Lord Dawson of Penn, K.C.B., M.D.

THE OLD ORDER CHANGETH.
"Hampstead Heath has long heen a favourite Bank Holiday resort of Londoners. When I was young it was littered with men - and women, too — in various stages of intoxication. The streets in all our cities resounded to the tipsy hauling of unsteady roysterers. The magistrates  used to  spend the whole of the next day fining iIn in or indicting short terms of imprisonment. Hampstead especially had a formidable list of such cases. Now there are not any."
Hamilton  Fyfe,  writing to the  Press, on Easter Tuesday, 1940.

TOMMY CAN BE TRUSTED.
"The British soldier can always he trusted to take his glass of beer without any risk of giving away the small amount of knowledge about the war in his possession."
Major-General Sir John Kennedy, in the Weekly Scotsman, February, 1940.


NOW AS THEN.
"There is no man in this House who has fought the licensed trade harder than I have; but I am bound to say that they have met the appeals which I made to them in a patriotic spirit, in an attitude of mind which could leave nothing to be desired from the point of view of anybody who is trying to help this country along."
Mr. Lloyd George, in the House of Commons May 4th, 1915.

A HIGH IDEAL.
"After the church, the public-house ought to be the most sacred spot in town or village: and after the public house, the school."
The Very Rev. Edgar Rogers. Dean of Bocking, Essex, January, 1940.

THANK YOU FOR THAT.
"The statistical evidence at present available does not suggest that a strictly moderate use of alcohol unfavourably affects the mortality rates of the users."
From Suggestions on Health Education,' 1940 Edition. (Published by the Board of Education.)

MORE PRAISE FOR ALCOHOL.
"Alcohol's  general position in medicine has been established by clinical observation over long ages. To begin with, it is the most common vehicle in which standard drugs are prepared and is, of course, a valuable drug itself. It is likewise a food, and supplies energy faster than any other food there is. It is the only food known to medicine which has a drug action, and the only drug  known to medicine which  has food value. Thus it is a provider of energy and a sedative simultaneously. It furthermore provides the energy at a minimum cost to the body, since it does not have to be digested. The energy is liberated into the cells directly, without the work of conversion into another form. Still further, it leaves nothing which has to undergo the process of elimination. If diluted with water it acts as a detoxicant, ridding the body of poisons through the increased urination."
From "Liquor, the Servant of Man," by Dr. Ferdinand C. Helwig and Mr. Walton Hall Smith. Published in the USA, 1940.
"The Brewers' Journal 1940" page 654. (Published August 21st, 1940.)

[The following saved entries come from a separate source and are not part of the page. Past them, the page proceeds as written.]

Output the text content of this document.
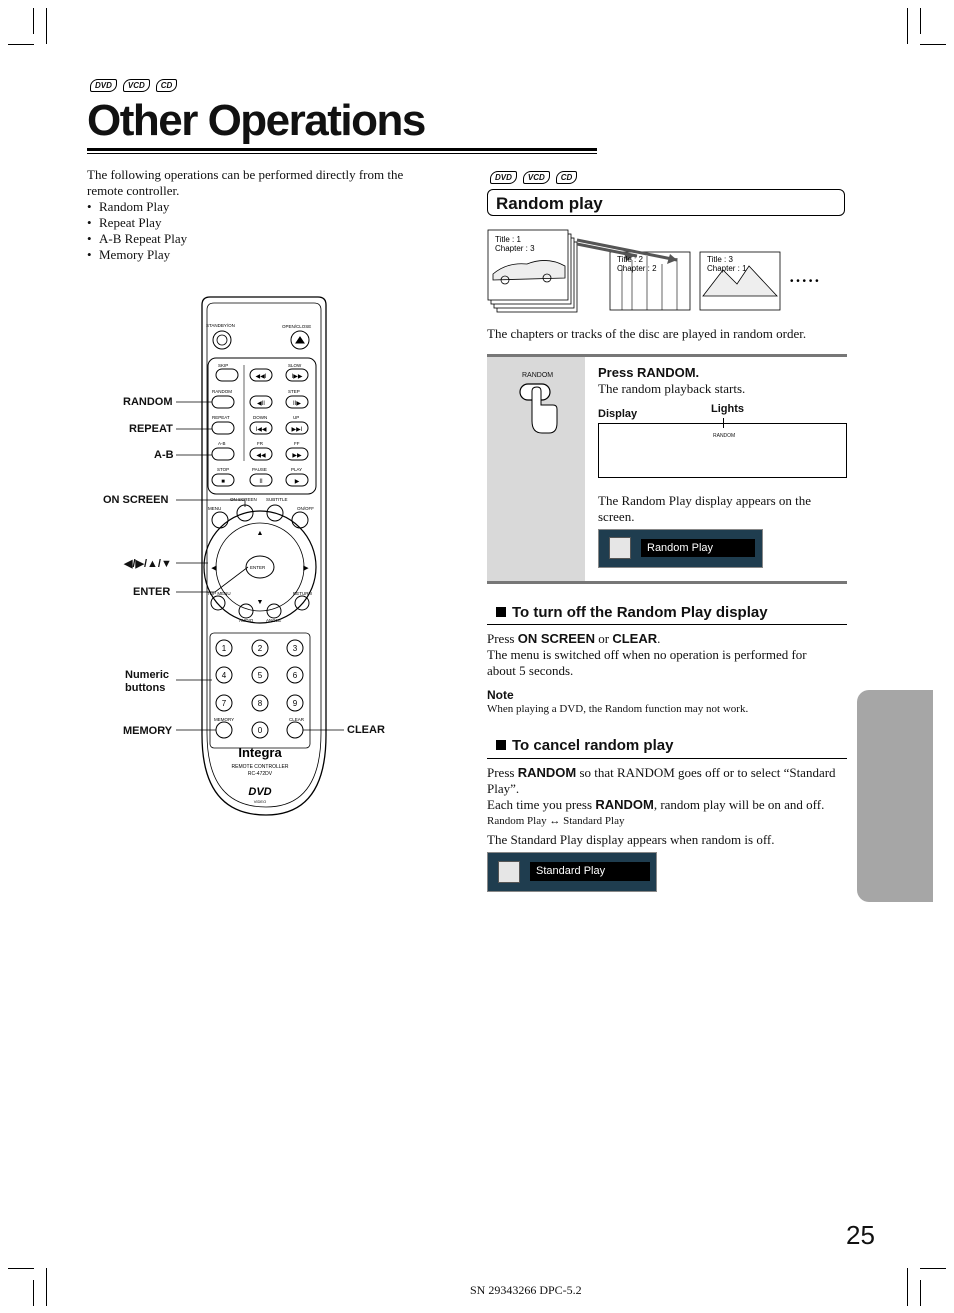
DVD	VCD	CD
Other Operations
The following operations can be performed directly from the remote controller.
• Random Play
• Repeat Play
• A-B Repeat Play
• Memory Play
◀◀I	I▶▶
◀II	II▶
I◀◀	▶▶I
◀◀	▶▶
■	II	▶
▲
▼
◀	▶
1	2	3
4	5	6
7	8	9
0
STANDBY/ON	OPEN/CLOSE
SKIP	SLOW
RANDOM	STEP
REPEAT	DOWN	UP
A-B	FR	FF
STOP	PAUSE	PLAY
MENU
ON SCREEN SUBTITLE
ON/OFF
ENTER
TOP MENU
AUDIO	ANGLE
RETURN
MEMORY	CLEAR
Integra
REMOTE CONTROLLER
RC-472DV
DVD
VIDEO
RANDOM
REPEAT
A-B
ON SCREEN
◀/▶/▲/▼
ENTER
Numeric buttons
MEMORY	CLEAR
DVD	VCD	CD
Random play
Title : 1 Chapter : 3
Title : 2 Chapter : 2
Title : 3 Chapter : 1
• • • • •
The chapters or tracks of the disc are played in random order.
RANDOM	Press RANDOM.
The random playback starts.
Display	Lights
RANDOM
The Random Play display appears on the screen.
Random Play
To turn off the Random Play display
Press ON SCREEN or CLEAR.
The menu is switched off when no operation is performed for about 5 seconds.
Note
When playing a DVD, the Random function may not work.
To cancel random play
Press RANDOM so that RANDOM goes off or to select “Standard Play”.
Each time you press RANDOM, random play will be on and off.
Random Play ↔ Standard Play
The Standard Play display appears when random is off.
Standard Play
25
SN 29343266 DPC-5.2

Roysterer. That's the second time I've come across that word. Public drunkenness, as that little item about Hampstead Heath demonstrates, is nothing new. Talk of a massive increase in excessive boozing in modern Britain aren't so much an exaggeration as an invention.

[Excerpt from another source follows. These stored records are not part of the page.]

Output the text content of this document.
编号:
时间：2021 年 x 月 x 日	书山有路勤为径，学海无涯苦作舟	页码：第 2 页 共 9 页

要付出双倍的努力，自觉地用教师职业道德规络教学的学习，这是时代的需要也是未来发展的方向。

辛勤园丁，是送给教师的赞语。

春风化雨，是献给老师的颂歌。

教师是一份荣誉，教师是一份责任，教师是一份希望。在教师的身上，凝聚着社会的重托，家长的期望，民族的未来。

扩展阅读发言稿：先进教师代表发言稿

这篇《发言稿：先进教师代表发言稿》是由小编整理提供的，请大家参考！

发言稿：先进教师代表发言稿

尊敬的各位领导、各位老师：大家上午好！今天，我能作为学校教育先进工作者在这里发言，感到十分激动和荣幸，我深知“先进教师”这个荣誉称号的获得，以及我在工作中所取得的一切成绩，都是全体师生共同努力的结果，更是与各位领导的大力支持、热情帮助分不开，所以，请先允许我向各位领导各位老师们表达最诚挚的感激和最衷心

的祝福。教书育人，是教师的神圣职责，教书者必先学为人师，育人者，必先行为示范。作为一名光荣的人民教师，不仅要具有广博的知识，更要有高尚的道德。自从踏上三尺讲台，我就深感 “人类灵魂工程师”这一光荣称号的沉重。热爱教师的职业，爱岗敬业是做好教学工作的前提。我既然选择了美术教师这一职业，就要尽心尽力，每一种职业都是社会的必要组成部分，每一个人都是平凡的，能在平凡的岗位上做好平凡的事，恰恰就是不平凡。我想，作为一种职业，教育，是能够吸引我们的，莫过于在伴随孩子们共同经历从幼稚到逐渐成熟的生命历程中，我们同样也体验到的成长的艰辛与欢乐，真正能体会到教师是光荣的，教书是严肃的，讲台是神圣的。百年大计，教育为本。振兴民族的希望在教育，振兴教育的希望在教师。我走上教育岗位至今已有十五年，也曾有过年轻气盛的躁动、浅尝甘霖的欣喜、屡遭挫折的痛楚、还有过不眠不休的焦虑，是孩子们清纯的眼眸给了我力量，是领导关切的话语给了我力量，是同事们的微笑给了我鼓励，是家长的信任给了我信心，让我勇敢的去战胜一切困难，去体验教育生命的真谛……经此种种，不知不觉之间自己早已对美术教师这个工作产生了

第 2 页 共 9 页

"Liquor, the Servant of Man," It sounds like the title one of those documentaries presented by Troy Maclure. I'm not sure I share its rosy view of alcohol as both food and drug.

Propaganda. Ugly stuff, whoever's writing it.

3 comments:

Gary Gillman said...

There is also a fatherly ("we know best") tone to most of these quotations, redolent of an era past. It wouldn't be so bad if the leaders of society at the time - businessmen, politicians, academics - had created solid conditions for the people, but we know the opposite was often the case with the 1930's Depression being the proximate example, and Victorian poverty not long behind.

The Second World War really marks off the change temporally I think, after that, the old paternalism started to wither. Some may say that State now performs that function but it is not the same IMO.

Gary

Ron Pattinson said...

Gary, you should see the one quote I removed. Too racist for me to publish.

Craig said...

Let Lord Dawson know that I'd love to work a 6 hour day.